Doch schon in wenigen Wochen könnte das Vakzin-Angebot die Nachfrage in den USA übersteigen - weil alle Impfwilligen geimpft sind und Skeptiker sich nicht impfen lassen wollen. "Sobald dies passiert, werden die Bemühungen viel schwieriger, zur Impfung zu ermutigen", warnte jüngst die auf Gesundheitspolitik spezialisierte Kaiser Family Foundation. "Das ist eine Herausforderung bei dem Ziel, das als notwendig erachtete Niveau der Herdenimmunität zu erreichen."

Rund 70 bis 85 Prozent der Bevölkerung müssten für die Herdenimmunität geimpft sein, schätzen die Experten. Dies sei wichtig, um eine weitere Verbreitung des Virus und die Entstehung neuer Virus-Varianten zu stoppen. Profitieren von der Herdenimmunität würden zudem Menschen, die sich aus medizinischen Gründen nicht impfen lassen können.

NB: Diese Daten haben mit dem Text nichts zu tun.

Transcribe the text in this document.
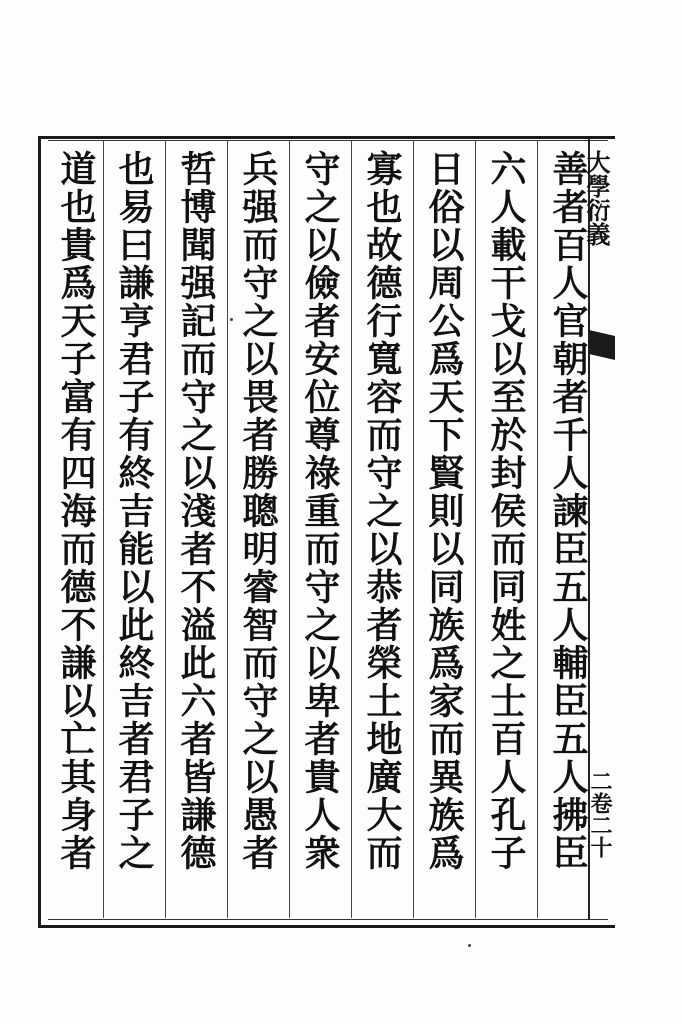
大學衍義
二卷二十
善者百人官朝者千人諫臣五人輔臣五人拂臣
六人載干戈以至於封侯而同姓之士百人孔子
日俗以周公爲天下賢則以同族爲家而異族爲
寡也故德行寬容而守之以恭者榮土地廣大而
守之以儉者安位尊祿重而守之以卑者貴人衆
兵强而守之以畏者勝聰明睿智而守之以愚者
哲博聞强記而守之以淺者不溢此六者皆謙德
也易曰謙亨君子有終吉能以此終吉者君子之
道也貴爲天子富有四海而德不謙以亡其身者
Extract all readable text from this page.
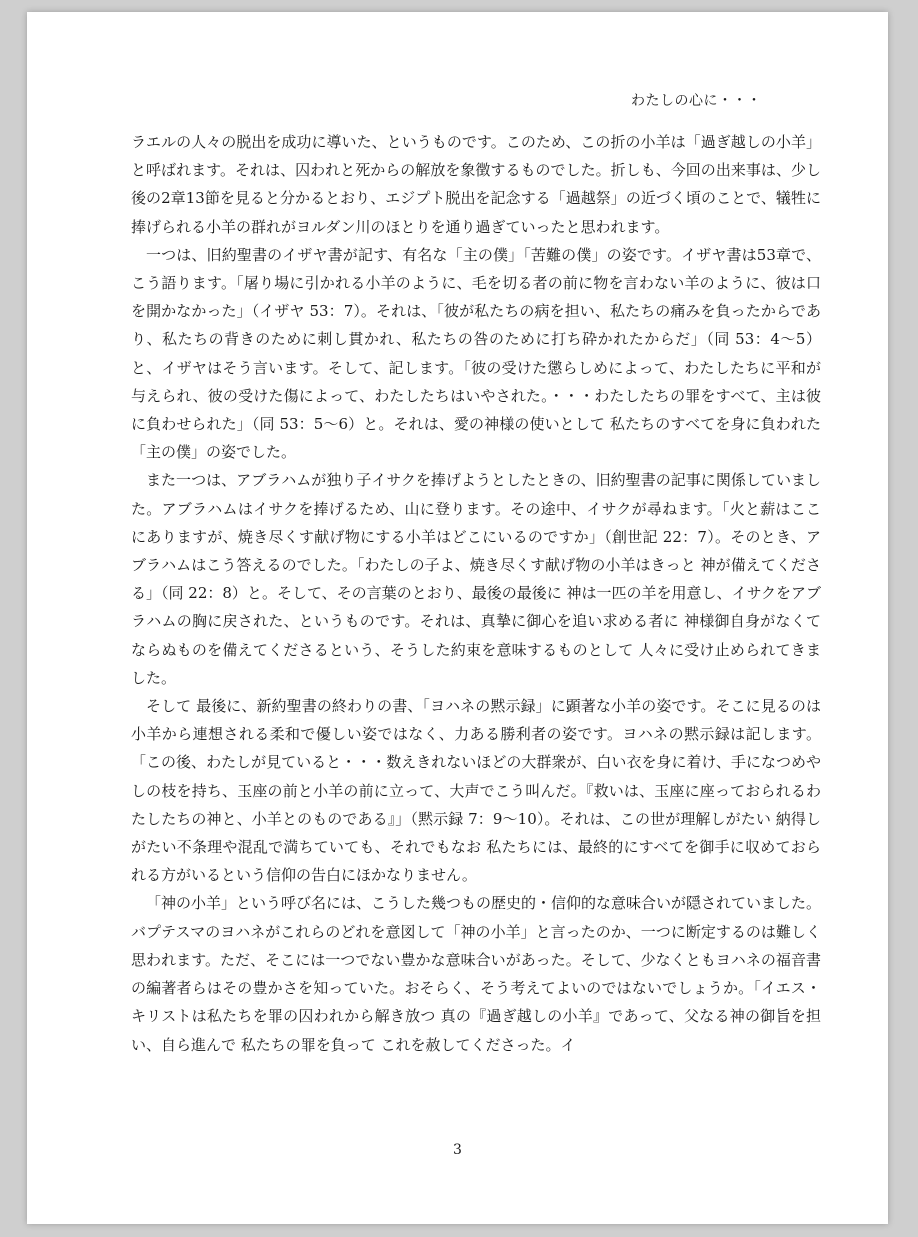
わたしの心に・・・

ラエルの人々の脱出を成功に導いた、というものです。このため、この折の小羊は「過ぎ越しの小羊」と呼ばれます。それは、囚われと死からの解放を象徴するものでした。折しも、今回の出来事は、少し後の2章13節を見ると分かるとおり、エジプト脱出を記念する「過越祭」の近づく頃のことで、犠牲に捧げられる小羊の群れがヨルダン川のほとりを通り過ぎていったと思われます。

一つは、旧約聖書のイザヤ書が記す、有名な「主の僕」「苦難の僕」の姿です。イザヤ書は53章で、こう語ります。「屠り場に引かれる小羊のように、毛を切る者の前に物を言わない羊のように、彼は口を開かなかった」（イザヤ 53：7）。それは、「彼が私たちの病を担い、私たちの痛みを負ったからであり、私たちの背きのために刺し貫かれ、私たちの咎のために打ち砕かれたからだ」（同 53：4〜5）と、イザヤはそう言います。そして、記します。「彼の受けた懲らしめによって、わたしたちに平和が与えられ、彼の受けた傷によって、わたしたちはいやされた。・・・わたしたちの罪をすべて、主は彼に負わせられた」（同 53：5〜6）と。それは、愛の神様の使いとして 私たちのすべてを身に負われた「主の僕」の姿でした。

また一つは、アブラハムが独り子イサクを捧げようとしたときの、旧約聖書の記事に関係していました。アブラハムはイサクを捧げるため、山に登ります。その途中、イサクが尋ねます。「火と薪はここにありますが、焼き尽くす献げ物にする小羊はどこにいるのですか」（創世記 22：7）。そのとき、アブラハムはこう答えるのでした。「わたしの子よ、焼き尽くす献げ物の小羊はきっと 神が備えてくださる」（同 22：8）と。そして、その言葉のとおり、最後の最後に 神は一匹の羊を用意し、イサクをアブラハムの胸に戻された、というものです。それは、真摯に御心を追い求める者に 神様御自身がなくてならぬものを備えてくださるという、そうした約束を意味するものとして 人々に受け止められてきました。

そして 最後に、新約聖書の終わりの書、「ヨハネの黙示録」に顕著な小羊の姿です。そこに見るのは 小羊から連想される柔和で優しい姿ではなく、力ある勝利者の姿です。ヨハネの黙示録は記します。「この後、わたしが見ていると・・・数えきれないほどの大群衆が、白い衣を身に着け、手になつめやしの枝を持ち、玉座の前と小羊の前に立って、大声でこう叫んだ。『救いは、玉座に座っておられるわたしたちの神と、小羊とのものである』」（黙示録 7：9〜10）。それは、この世が理解しがたい 納得しがたい不条理や混乱で満ちていても、それでもなお 私たちには、最終的にすべてを御手に収めておられる方がいるという信仰の告白にほかなりません。

「神の小羊」という呼び名には、こうした幾つもの歴史的・信仰的な意味合いが隠されていました。バプテスマのヨハネがこれらのどれを意図して「神の小羊」と言ったのか、一つに断定するのは難しく思われます。ただ、そこには一つでない豊かな意味合いがあった。そして、少なくともヨハネの福音書の編著者らはその豊かさを知っていた。おそらく、そう考えてよいのではないでしょうか。「イエス・キリストは私たちを罪の囚われから解き放つ 真の『過ぎ越しの小羊』であって、父なる神の御旨を担い、自ら進んで 私たちの罪を負って これを赦してくださった。イ

3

Impfkampagne der USA kommt mit atemberaubender Geschwindigkeit voran

Bislang sind rund 38 Prozent der erwachsenen US-Bevölkerung und 30 Prozent der Gesamtbevölkerung durchgeimpft. Rund 55 beziehungsweise 43 Prozent haben mindestens die erste Dosis erhalten. Schon das ist ein gewaltiger Erfolg: Die Impfkampagne in den USA kommt in atemberaubender Geschwindigkeit voran.

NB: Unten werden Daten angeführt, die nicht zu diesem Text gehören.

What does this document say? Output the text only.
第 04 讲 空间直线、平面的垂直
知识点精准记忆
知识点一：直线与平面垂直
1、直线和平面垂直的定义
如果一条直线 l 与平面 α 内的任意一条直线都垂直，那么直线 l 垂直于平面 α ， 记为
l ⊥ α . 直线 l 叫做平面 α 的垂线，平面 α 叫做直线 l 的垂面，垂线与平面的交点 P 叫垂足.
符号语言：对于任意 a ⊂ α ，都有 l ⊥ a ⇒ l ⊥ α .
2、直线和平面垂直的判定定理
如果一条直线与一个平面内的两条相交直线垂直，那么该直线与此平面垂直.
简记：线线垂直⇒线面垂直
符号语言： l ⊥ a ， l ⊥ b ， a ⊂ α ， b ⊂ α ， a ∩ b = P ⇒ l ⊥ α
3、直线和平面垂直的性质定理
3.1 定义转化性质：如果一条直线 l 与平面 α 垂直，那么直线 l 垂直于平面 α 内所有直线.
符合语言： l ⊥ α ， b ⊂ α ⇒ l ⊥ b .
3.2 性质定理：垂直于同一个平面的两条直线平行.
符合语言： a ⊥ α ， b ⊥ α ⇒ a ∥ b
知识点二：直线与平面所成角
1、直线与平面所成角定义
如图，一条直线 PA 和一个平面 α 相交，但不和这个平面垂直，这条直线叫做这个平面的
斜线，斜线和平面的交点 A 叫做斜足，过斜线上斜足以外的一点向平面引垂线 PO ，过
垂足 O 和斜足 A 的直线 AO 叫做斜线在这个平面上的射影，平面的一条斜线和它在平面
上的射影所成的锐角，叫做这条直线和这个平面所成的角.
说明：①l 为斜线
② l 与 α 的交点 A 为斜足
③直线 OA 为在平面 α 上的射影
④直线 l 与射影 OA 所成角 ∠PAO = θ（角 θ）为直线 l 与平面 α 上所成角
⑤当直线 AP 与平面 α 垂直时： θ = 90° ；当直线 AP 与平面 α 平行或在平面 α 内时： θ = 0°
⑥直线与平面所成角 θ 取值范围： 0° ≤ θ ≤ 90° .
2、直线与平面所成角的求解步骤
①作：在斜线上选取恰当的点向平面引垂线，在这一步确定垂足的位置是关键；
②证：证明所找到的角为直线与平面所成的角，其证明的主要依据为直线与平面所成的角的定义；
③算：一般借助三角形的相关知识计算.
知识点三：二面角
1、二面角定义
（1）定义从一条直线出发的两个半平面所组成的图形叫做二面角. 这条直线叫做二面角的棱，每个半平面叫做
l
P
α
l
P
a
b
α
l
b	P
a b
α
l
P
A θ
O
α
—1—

220 Millionen Impfdosen wurden seit dem Amtsantritt von Präsident Joe Biden im Januar gespritzt, an einigen Tagen waren es mehr als vier Millionen. Zuletzt ist die Zahl der täglichen Impfungen aber zurückgegangen - und das liegt auch an der Impfskepsis.

Biden appelliert regelmäßig an die Bürger, sich impfen zu lassen. Als Anreiz hat die Gesundheitsbehörde CDC zuletzt die Empfehlungen zum Tragen für Schutzmasken für Geimpfte gelockert. Und Unternehmen bieten beispielsweise kostenlose Donuts oder ein Freibier für Geimpfte an.

Jeder vierte oder fünfte Amerikaner will keine Impfung

Umfragen zufolge will aber rund jeder vierte oder fünfte Erwachsene in den USA keine Impfung. Bei den Anhängern der konservativen Republikaner sind es laut einer Erhebung sogar 43 Prozent.

Bei denen dürften Bidens Appelle weitgehend ungehört verhallen. Und der bei der rechten Basis nach wie vor äußerst populäre Ex-Präsident Donald Trump hält es nicht für notwendig, für Impfungen zu werben.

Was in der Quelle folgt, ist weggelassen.